EJ takes the voices of different players, like an actress in a series of performances: whereas Fall to Me is a dark tale of seduction told from the point of view of the temptress, In the Shadows tells of the hold a possessive ex-lover from an ill-advised relationship still has on the central character - "in the dark of night I call your name..." In Genevieve we get a picture of the fragile ties, so easily unbound, that keep a band together - echoes perhaps of Yoko sitting in on studio sessions and making comments - and Degrees of Separation charts the frenetic pairings surrounding a disintegrating couple. The only thing I would like to have heard added, I think, is the burnt-wood counterpoint of Mandy Anderson, Cambridgeshire musician and singer, sometime backing-vocalist, and EJ's mother.
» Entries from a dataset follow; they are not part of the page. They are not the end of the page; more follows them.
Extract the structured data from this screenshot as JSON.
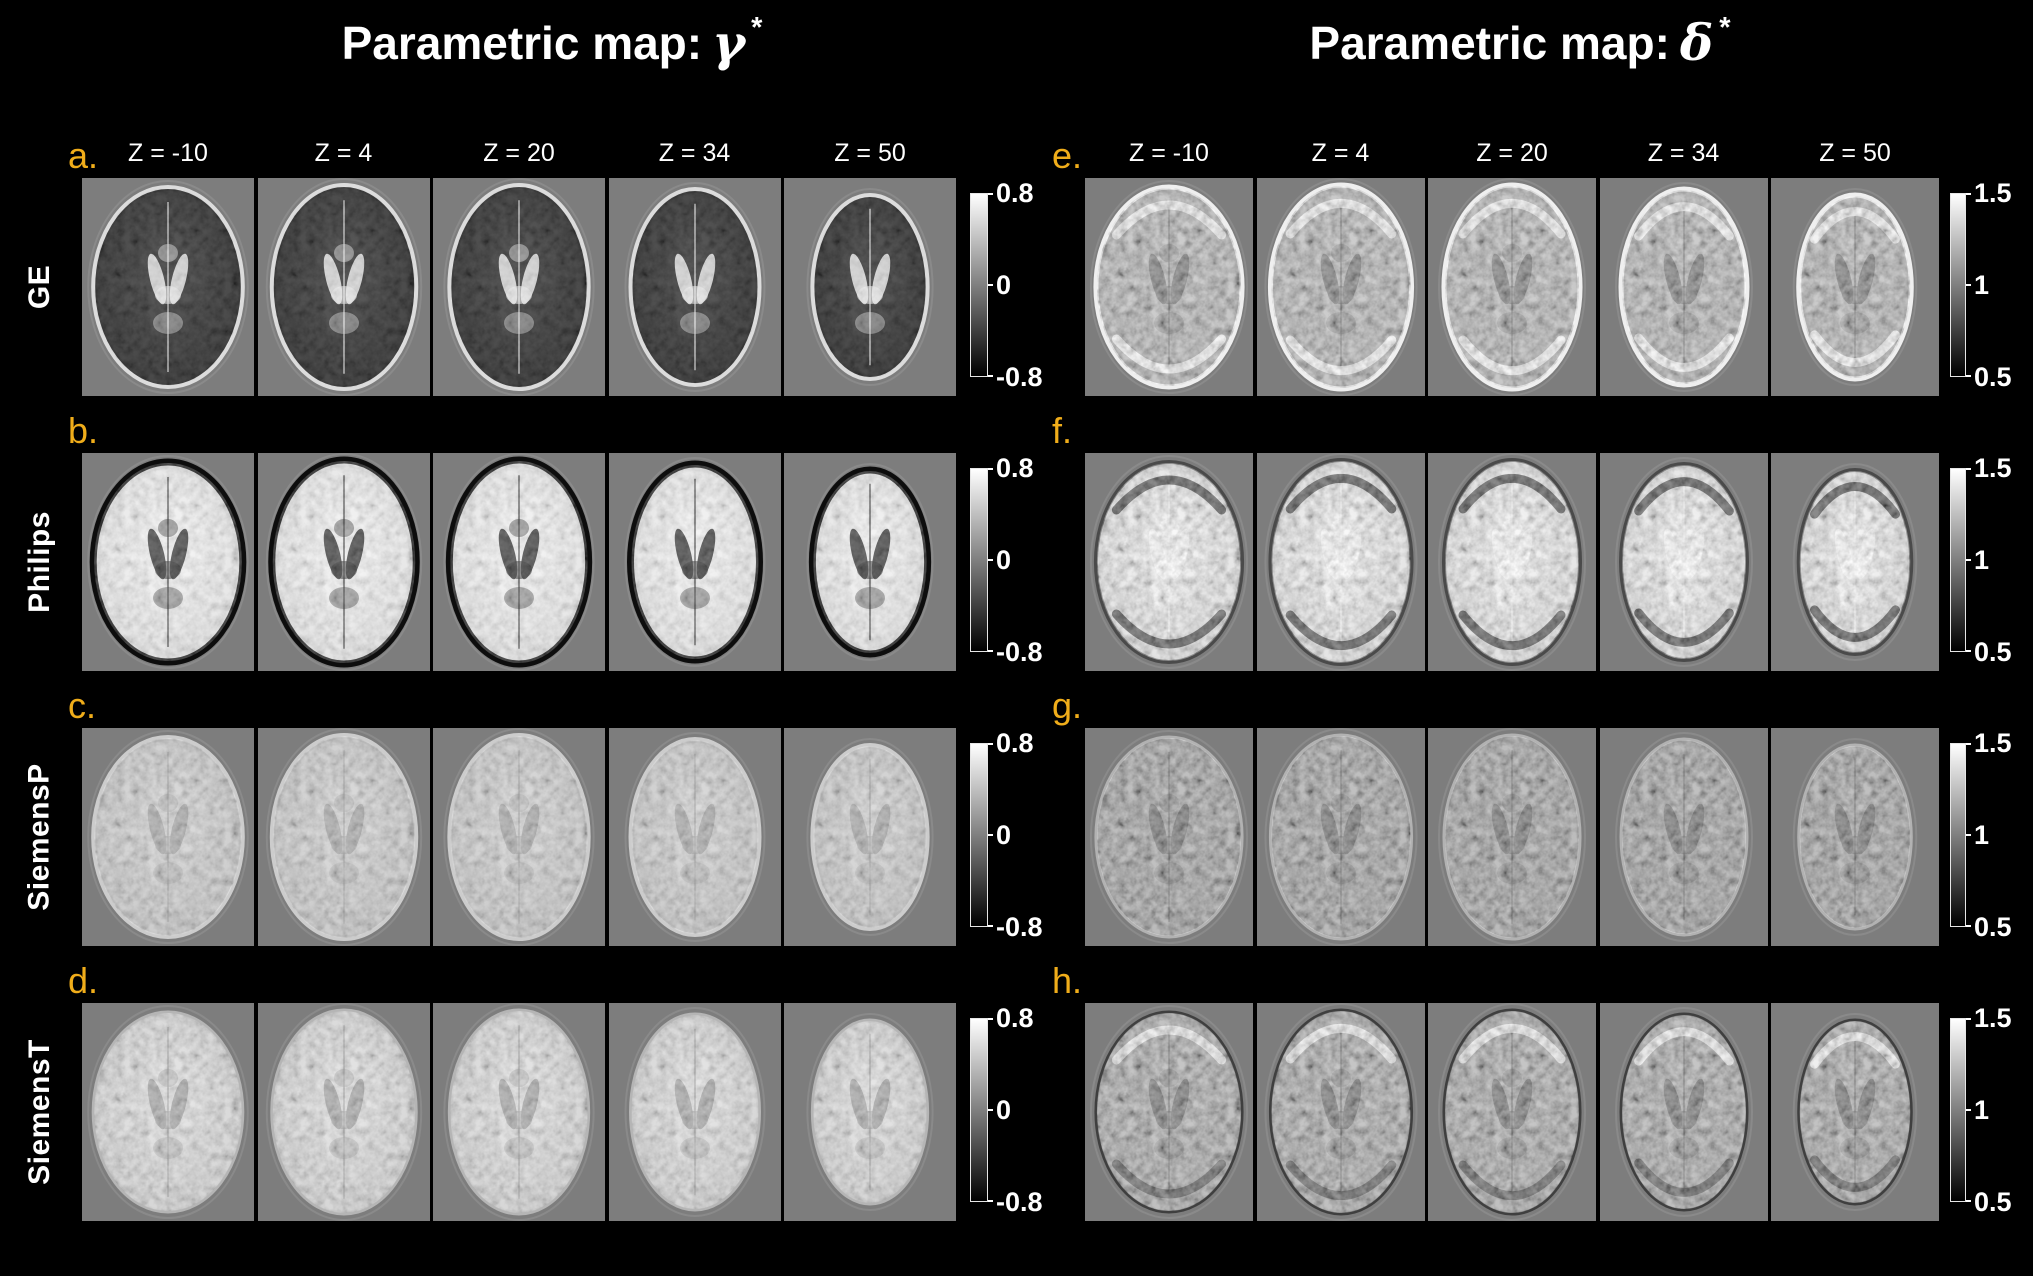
{
  "figure": {
    "colors": {
      "background": "#000000",
      "slice_background": "#7d7d7d",
      "panel_letter": "#f0ad1a",
      "label_text": "#ffffff"
    },
    "slice_columns": [
      "Z = -10",
      "Z = 4",
      "Z = 20",
      "Z = 34",
      "Z = 50"
    ],
    "scanners": [
      "GE",
      "Philips",
      "SiemensP",
      "SiemensT"
    ],
    "panels": [
      {
        "name": "gamma",
        "title": {
          "prefix": "Parametric map:",
          "symbol": "γ",
          "superscript": "*"
        },
        "colorbar_ticks": {
          "top": "0.8",
          "mid": "0",
          "bottom": "-0.8"
        },
        "rows": [
          {
            "letter": "a.",
            "scanner": "GE",
            "appearance": {
              "base": "#181818",
              "rim": "#dcdcdc",
              "rim_width": 4,
              "glow": "#3f3f3f",
              "structures": "#ededed",
              "noise": 0.2,
              "top_arc": "",
              "bottom_arc": ""
            }
          },
          {
            "letter": "b.",
            "scanner": "Philips",
            "appearance": {
              "base": "#d9d9d9",
              "rim": "#0d0d0d",
              "rim_width": 7,
              "glow": "#ffffff",
              "structures": "#1a1a1a",
              "noise": 0.28,
              "top_arc": "",
              "bottom_arc": ""
            }
          },
          {
            "letter": "c.",
            "scanner": "SiemensP",
            "appearance": {
              "base": "#b2b2b2",
              "rim": "#cccccc",
              "rim_width": 4,
              "glow": "#dadada",
              "structures": "#9a9a9a",
              "noise": 0.32,
              "top_arc": "",
              "bottom_arc": ""
            }
          },
          {
            "letter": "d.",
            "scanner": "SiemensT",
            "appearance": {
              "base": "#c0c0c0",
              "rim": "#b5b5b5",
              "rim_width": 3,
              "glow": "#eaeaea",
              "structures": "#979797",
              "noise": 0.32,
              "top_arc": "",
              "bottom_arc": ""
            }
          }
        ]
      },
      {
        "name": "delta",
        "title": {
          "prefix": "Parametric map:",
          "symbol": "δ",
          "superscript": "*"
        },
        "colorbar_ticks": {
          "top": "1.5",
          "mid": "1",
          "bottom": "0.5"
        },
        "rows": [
          {
            "letter": "e.",
            "scanner": "GE",
            "appearance": {
              "base": "#8e8e8e",
              "rim": "#efefef",
              "rim_width": 5,
              "glow": "#a6a6a6",
              "structures": "#474747",
              "noise": 0.5,
              "top_arc": "#f2f2f2",
              "bottom_arc": "#fafafa"
            }
          },
          {
            "letter": "f.",
            "scanner": "Philips",
            "appearance": {
              "base": "#c9c9c9",
              "rim": "#4a4a4a",
              "rim_width": 4,
              "glow": "#ffffff",
              "structures": "#fdfdfd",
              "noise": 0.45,
              "top_arc": "#0d0d0d",
              "bottom_arc": "#101010"
            }
          },
          {
            "letter": "g.",
            "scanner": "SiemensP",
            "appearance": {
              "base": "#747474",
              "rim": "#b2b2b2",
              "rim_width": 3,
              "glow": "#8f8f8f",
              "structures": "#3d3d3d",
              "noise": 0.5,
              "top_arc": "",
              "bottom_arc": ""
            }
          },
          {
            "letter": "h.",
            "scanner": "SiemensT",
            "appearance": {
              "base": "#7e7e7e",
              "rim": "#3f3f3f",
              "rim_width": 3,
              "glow": "#999999",
              "structures": "#404040",
              "noise": 0.5,
              "top_arc": "#eeeeee",
              "bottom_arc": "#1a1a1a"
            }
          }
        ]
      }
    ]
  }
}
Home is my favourite and always has been, through its various reworkings. Like George Lucas, EJ believes some projects are never finished, just left alone for a while (although, unlike Lucas' oevre, EJ's gets better every time). It's a plaintive cry for the securities of the past, within which it seems at last we are allowed backstage to see the actress remove her mask. The line "I just want to go back" brings to mind Seamus Heaney misquoting LP Hartley to call the past "another country". One might add that they do things differently there because life inexorably carries us away from a place where life was simpler and safer, even if that place never quite existed.
Home reminds me that like any art, great songs are born of great sufferings. Witness Judy Garland's body-image issues; Elton John wrestling with his sexuality; or John Lennon's attempts to transcend his complex personality problems, like Sisyphus' eternal quest to get his rock to the top of the hill.
As Billy Connolly shows, becoming comfortable can render one's art anaemic. But EJ is hungry, angry, raw and ready to serve up pure champagne for the ears and the heart. Her retro-techno style nods in the direction of great performers of the '80's (and even '70's) but she remains, quintessentially, herself.